On Monday, members of the RSF, which human rights groups say carried out rapes, torture and killings of civilians in Sudan's Darfur region, and other troops waded into the protest camp outside the military's headquarters in Khartoum, opening fire and burning down tents. Other troops crushed two smaller sit-ins organised by the protesters elsewhere.

Weeks of negotiations

After al-Bashir's ouster, for weeks, the military and protest leaders negotiated over the makeup of a transitional council meant to run the country for three years before elections. Protesters demand that civilians dominate the council, but the generals resisted.

The crackdown put an end to the relative peace that surrounded the talks and signaled the military had lost patience with activists' demands, putting the two sides on the path of a potentially longer confrontation with increasing violence.

Burhan's call for negotiations marked a significant change from his televised speech only a day earlier, when he blamed protest leaders for the volatile situation, accusing them of drawing out negotiations and trying to exclude some "political and security forces" from taking part in any transitional government.

He also announced Tuesday that the military would unilaterally form an interim government and hold elections sooner, within seven to nine months, under international supervision. Protesters had also rejected that because it would put the military in charge of running the election.

Since Monday, tensions have remained high in Khartoum and elsewhere as demonstrators staged scattered rallies and blocked main roads with barricades. Security forces have been seen in online videos, patrolling Khartoum districts.

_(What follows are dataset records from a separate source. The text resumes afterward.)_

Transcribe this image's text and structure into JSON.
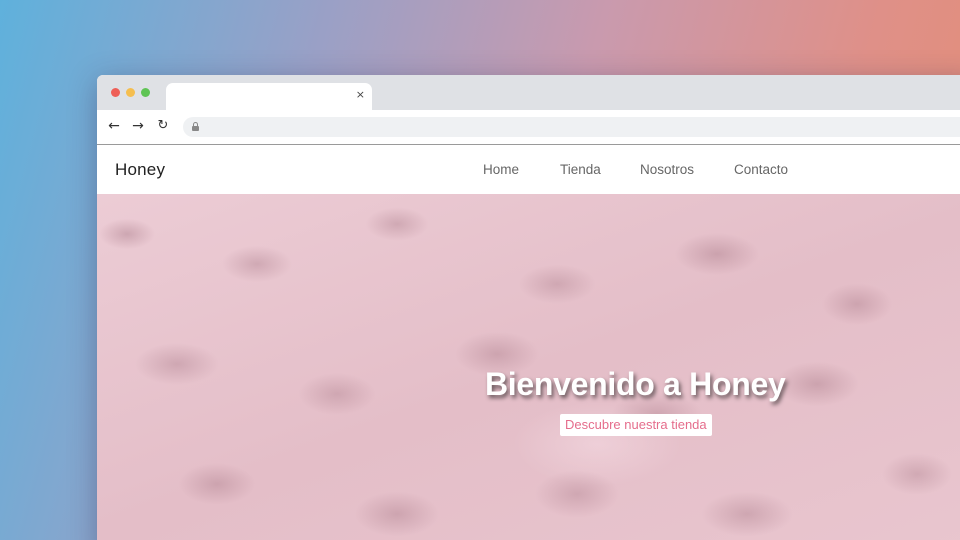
{
  "browser": {
    "tab": {
      "title": "",
      "close_glyph": "×"
    },
    "toolbar": {
      "back_glyph": "←",
      "forward_glyph": "→",
      "reload_glyph": "↻",
      "address": ""
    },
    "controls": {
      "close": "#ee5f57",
      "minimize": "#f5be4f",
      "maximize": "#5fc454"
    }
  },
  "site": {
    "brand": "Honey",
    "nav": [
      "Home",
      "Tienda",
      "Nosotros",
      "Contacto"
    ],
    "hero": {
      "title": "Bienvenido a Honey",
      "cta": "Descubre nuestra tienda"
    }
  },
  "colors": {
    "accent": "#e56d8c",
    "hero_background": "#e6c3cc"
  }
}
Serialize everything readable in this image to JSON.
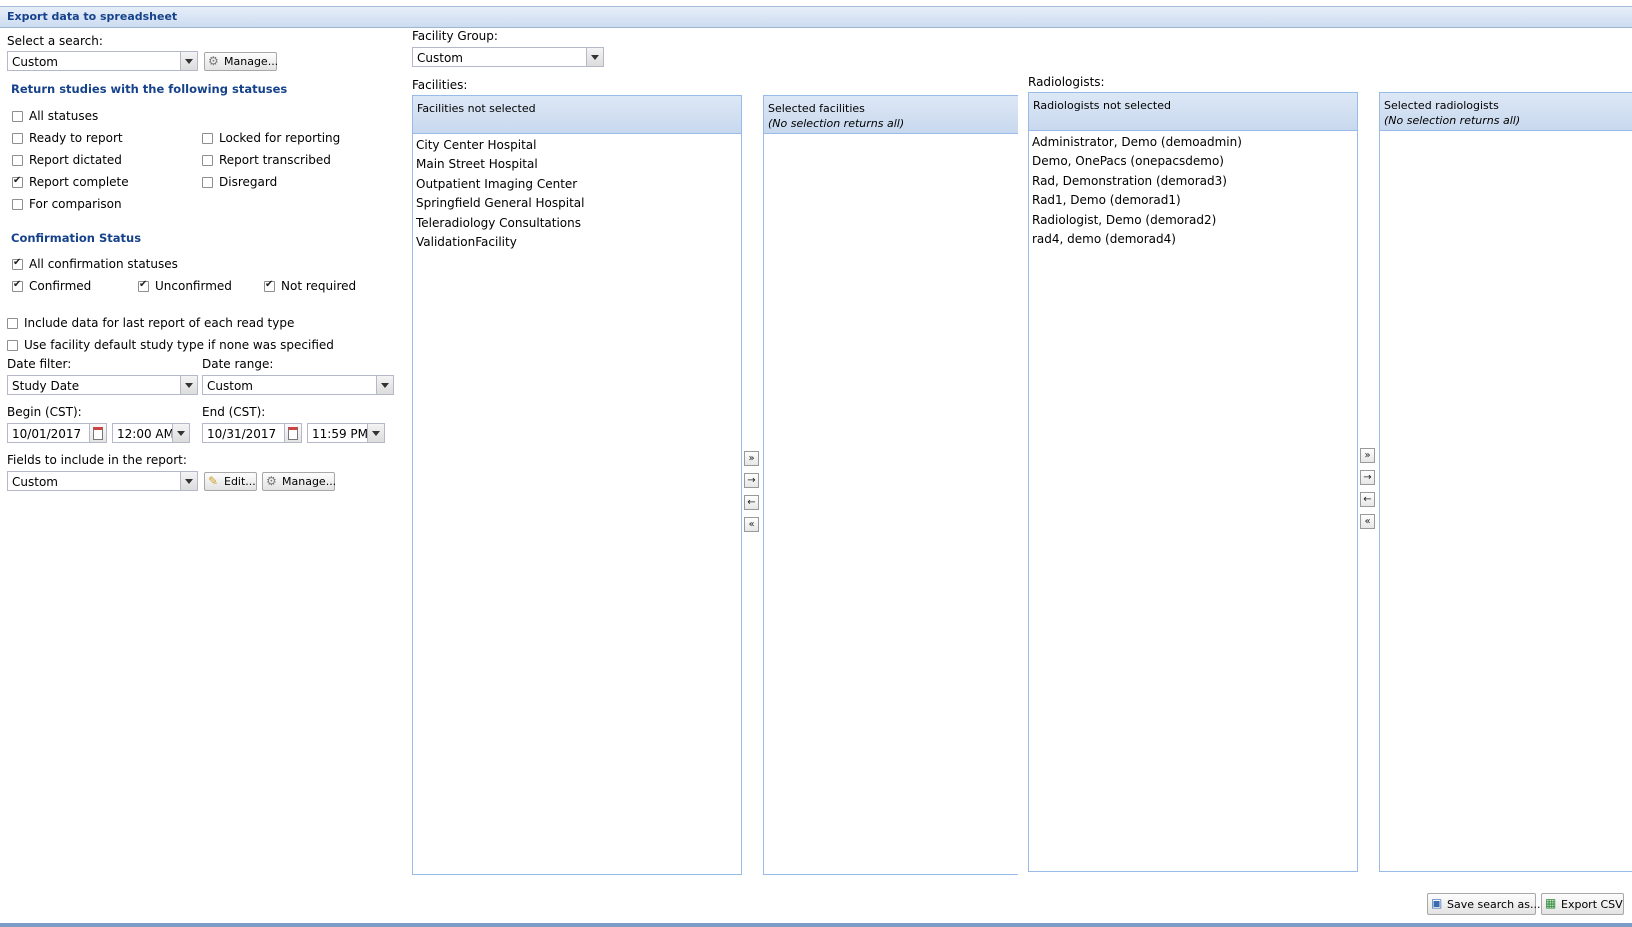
{
  "title": "Export data to spreadsheet",
  "search": {
    "label": "Select a search:",
    "value": "Custom",
    "manage_label": "Manage..."
  },
  "statuses": {
    "heading": "Return studies with the following statuses",
    "items": [
      {
        "label": "All statuses",
        "checked": false
      },
      {
        "label": "Ready to report",
        "checked": false
      },
      {
        "label": "Locked for reporting",
        "checked": false
      },
      {
        "label": "Report dictated",
        "checked": false
      },
      {
        "label": "Report transcribed",
        "checked": false
      },
      {
        "label": "Report complete",
        "checked": true
      },
      {
        "label": "Disregard",
        "checked": false
      },
      {
        "label": "For comparison",
        "checked": false
      }
    ]
  },
  "confirmation": {
    "heading": "Confirmation Status",
    "items": [
      {
        "label": "All confirmation statuses",
        "checked": true
      },
      {
        "label": "Confirmed",
        "checked": true
      },
      {
        "label": "Unconfirmed",
        "checked": true
      },
      {
        "label": "Not required",
        "checked": true
      }
    ]
  },
  "options": [
    {
      "label": "Include data for last report of each read type",
      "checked": false
    },
    {
      "label": "Use facility default study type if none was specified",
      "checked": false
    }
  ],
  "date_filter": {
    "label": "Date filter:",
    "value": "Study Date"
  },
  "date_range": {
    "label": "Date range:",
    "value": "Custom"
  },
  "begin": {
    "label": "Begin (CST):",
    "date": "10/01/2017",
    "time": "12:00 AM"
  },
  "end": {
    "label": "End (CST):",
    "date": "10/31/2017",
    "time": "11:59 PM"
  },
  "fields": {
    "label": "Fields to include in the report:",
    "value": "Custom",
    "edit_label": "Edit...",
    "manage_label": "Manage..."
  },
  "facility_group": {
    "label": "Facility Group:",
    "value": "Custom"
  },
  "facilities": {
    "label": "Facilities:",
    "not_selected_header": "Facilities not selected",
    "selected_header": "Selected facilities",
    "selected_subheader": "(No selection returns all)",
    "items": [
      "City Center Hospital",
      "Main Street Hospital",
      "Outpatient Imaging Center",
      "Springfield General Hospital",
      "Teleradiology Consultations",
      "ValidationFacility"
    ]
  },
  "radiologists": {
    "label": "Radiologists:",
    "not_selected_header": "Radiologists not selected",
    "selected_header": "Selected radiologists",
    "selected_subheader": "(No selection returns all)",
    "items": [
      "Administrator, Demo (demoadmin)",
      "Demo, OnePacs (onepacsdemo)",
      "Rad, Demonstration (demorad3)",
      "Rad1, Demo (demorad1)",
      "Radiologist, Demo (demorad2)",
      "rad4, demo (demorad4)"
    ]
  },
  "footer": {
    "save_label": "Save search as...",
    "export_label": "Export CSV"
  }
}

Madani Abbas Madani, a leading activist, said the protesters would continue an open-ended civil disobedience campaign until the overthrow of the ruling military council.

"What happened on Monday was a systematic and planned attempt to impose repression on the Sudanese people," he said.

In a joint statement, the US, Norway and Britain have condemned the security forces' crackdown. The statement, released late Tuesday, said Sudan's military council "put the transition process and peace in Sudan in jeopardy" by ordering attacks on protesters.